With some smartphone vendors deciding for the rest of us that we don't need a headphone jack, the time for fast progression on the wireless audio front is needed now. Wireless audio isn't anything new, of course, but it's a technology that's extremely hard to get right. A good wireless solution needs to have decent battery-life, a stable connection, and of course, good audio quality.
Again, wireless audio isn't anything new, but when Apple released its wireless AirPods earbuds (and removed the headphone jack from its iPhone at the same time), it seemed to spur every other vendor to begin taking wireless earbuds seriously. Apple has done well, based on the number of AirPods you'll see in use in public, but wireless buds from other vendors are notably rarer.
Qualcomm hopes to change that very soon. With its new QCC3026 Bluetooth audio system, the company expects many more vendors to join in on the wireless revolution. One of the biggest hurdles any company faces when it comes time to introduce a major new feature is that it doesn't have the capability to do everything itself. That's where Qualcomm comes in; it effectively offers a finished product for a company to tweak to perfectly complement its portfolio.
The QCC3026 SoC is designed to reduce power consumption by 50% vs. the previous generation. It's also designed to deliver superb audio quality, which is important, especially on earbuds that don't last all day long. Oppo becomes the first vendor to adopt the QCC3026 SoC for use with its O-Free wireless earbuds, which complement the company's new Find X flagship.
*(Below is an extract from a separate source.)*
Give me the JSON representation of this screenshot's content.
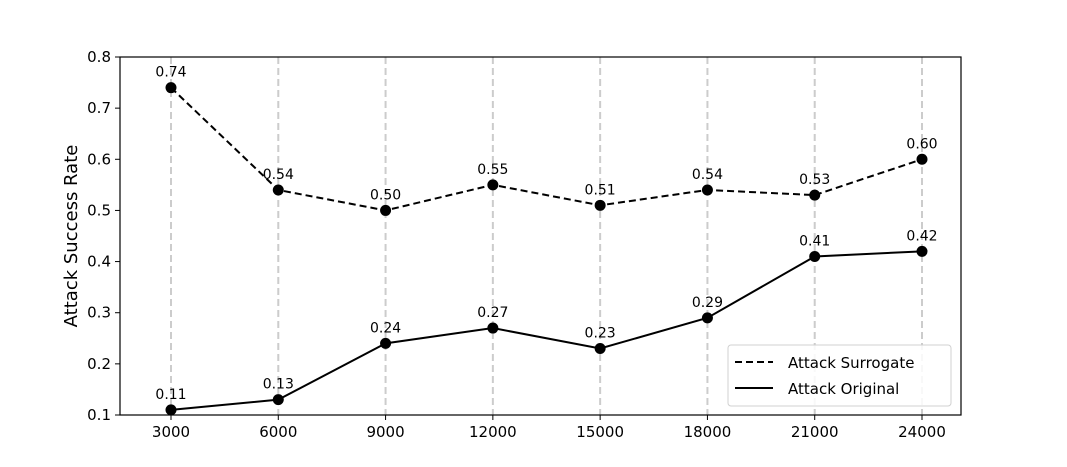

Oppo's Find X flagship smartphone
At ¥699 (~$100 USD), these O-Free earbuds are priced reasonably for a quality solution. OnePlus in recent months released a $69 pair of wireless earbuds called Bullets Wireless, also based on a Qualcomm SoC, which are allegedly good for their price, but audiophiles are going to yearn for more - such as a QCC3026 solution.
For us consumers, this is a good progression. It means we'll see more quality wireless audio solutions for our phones coming out this year, and along the way, those solutions should only continue to get better. If only they could do something about the battery-life which can be measured in the low single digits!